Wild and Wonderful

There can be fewer more pleasant places to be on a crisp, bright autumn day than a beech wood. The sunlight seems to sparkle and fizz as it falls through the lightening canopy on to leaves the colour of burnished copper, which contrast perfectly with the tree trunks’ smooth, tactile grey bark. It’s almost the epitome of autumn. In spring, too, there’s hardly any tree, except perhaps the silver birch, that has such vibrant, sparkling, thoroughly spring-like leaves. Gilbert White, the eighteenth-century English clergyman and naturalist, described it in The Natural History of Selborne as ‘the most lovely of all forest trees, whether we consider its smooth rind or bark, its glossy foliage, or graceful pendulous boughs’.

The common or European beech (Fagus sylvatica ) is one of our largest trees: it can grow to 40 metres tall, with a spread of 30 metres, and its trunk can potentially reach seven metres in circumference. It’s also very long-lived, reaching maturity at about 120 years of age. It is not a native Irish tree, however: it was originally introduced here in the eighteenth century.

Its very broad canopy makes it a born survivor, even something of a bully: this is what enables it to prevent other saplings, such as birch or oak, maturing under its shade. For this reason, you’ll find very little undergrowth in a beech wood – apart from fungi, which love the damp humus the fallen leaves produce – and it’s the perfect wood in which to indulge your inner child by kicking up the autumn leaves.

Another manifestation of the inner child is the graffiti which from time immemorial has been carved into beech trunks – their smooth, even bark is just too appealing to resist, it seems. This practice was known in Roman times, when young lovers would carve their names or messages of affection into the bark. There’s even a Roman proverb relating to this – Crescunt illae; crescunt amores (As these letters grow, so may our love ) – and in Europe and America beech trees have been found with graffiti dating back to Victorian times.

Life’s a Beech

While beech trees do not occupy anything like the place in our mythology and traditions as do, for example, the oak and the hawthorn, it still has a respectable pedigree in that arena, particularly in southern Europe. In ancient Greece the beech was sacred to Zeus, while in ancient Rome it had a strong connection with Diana, the goddess of hunting who was also associated with woodland and with the moon; and in both early Greek and Roman mythology the beech was a symbol of wisdom and learning.

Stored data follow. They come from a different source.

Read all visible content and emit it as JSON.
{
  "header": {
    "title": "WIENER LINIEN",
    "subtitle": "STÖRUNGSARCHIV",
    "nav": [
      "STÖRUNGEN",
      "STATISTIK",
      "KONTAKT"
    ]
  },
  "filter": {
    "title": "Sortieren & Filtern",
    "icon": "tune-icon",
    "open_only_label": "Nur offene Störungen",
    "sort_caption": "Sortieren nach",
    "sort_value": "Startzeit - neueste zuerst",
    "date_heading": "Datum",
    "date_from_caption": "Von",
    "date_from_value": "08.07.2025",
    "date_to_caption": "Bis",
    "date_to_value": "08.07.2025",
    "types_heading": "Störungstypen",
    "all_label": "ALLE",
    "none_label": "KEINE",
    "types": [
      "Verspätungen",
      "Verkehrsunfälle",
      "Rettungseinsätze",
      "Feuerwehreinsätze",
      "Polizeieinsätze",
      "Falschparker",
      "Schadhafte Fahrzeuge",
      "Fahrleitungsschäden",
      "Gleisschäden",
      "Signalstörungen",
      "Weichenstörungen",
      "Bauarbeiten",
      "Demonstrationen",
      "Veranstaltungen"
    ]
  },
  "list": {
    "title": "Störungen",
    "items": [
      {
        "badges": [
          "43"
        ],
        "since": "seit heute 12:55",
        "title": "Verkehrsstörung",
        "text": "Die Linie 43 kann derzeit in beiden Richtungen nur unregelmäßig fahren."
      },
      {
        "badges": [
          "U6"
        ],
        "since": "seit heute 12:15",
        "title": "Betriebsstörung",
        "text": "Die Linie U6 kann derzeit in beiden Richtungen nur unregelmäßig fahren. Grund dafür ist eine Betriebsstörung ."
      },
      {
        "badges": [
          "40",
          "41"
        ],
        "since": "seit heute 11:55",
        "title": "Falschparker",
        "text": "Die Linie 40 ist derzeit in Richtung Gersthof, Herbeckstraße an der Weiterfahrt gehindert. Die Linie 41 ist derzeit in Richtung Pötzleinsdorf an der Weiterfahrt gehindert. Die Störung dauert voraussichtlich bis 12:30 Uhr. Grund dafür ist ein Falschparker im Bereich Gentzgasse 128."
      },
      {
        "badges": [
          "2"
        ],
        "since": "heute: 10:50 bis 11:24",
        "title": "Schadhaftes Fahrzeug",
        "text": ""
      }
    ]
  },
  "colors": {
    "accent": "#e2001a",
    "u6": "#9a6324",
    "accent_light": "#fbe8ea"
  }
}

It was once used to make writing tablets, and very fine slivers of beech were even formed into the pages of books. The word ‘book’ may even be derived from the Anglo-Saxon bok (beech ). This connection between the beech and the written word (or at least the vehicle for the written word ) may also be seen in the German words Buche (beech ) and Buch (book ), and in the Swedish bok (which means both beech and book ).

Beech timber makes particularly good firewood, since it burns steadily and produces good heat. Its smoothness and pale colour makes it desirable for making furniture, toys, veneers and tool handles; and because it’s odourless it’s useful for making kitchen utensils. In times past the three-sided nuts, or mast – which only appear every five years or more – were used to graze cattle and pigs. The nuts are actually edible, though extremely bitter, and in Germany during the First and Second World Wars they were used to make oil for lamps and cooking.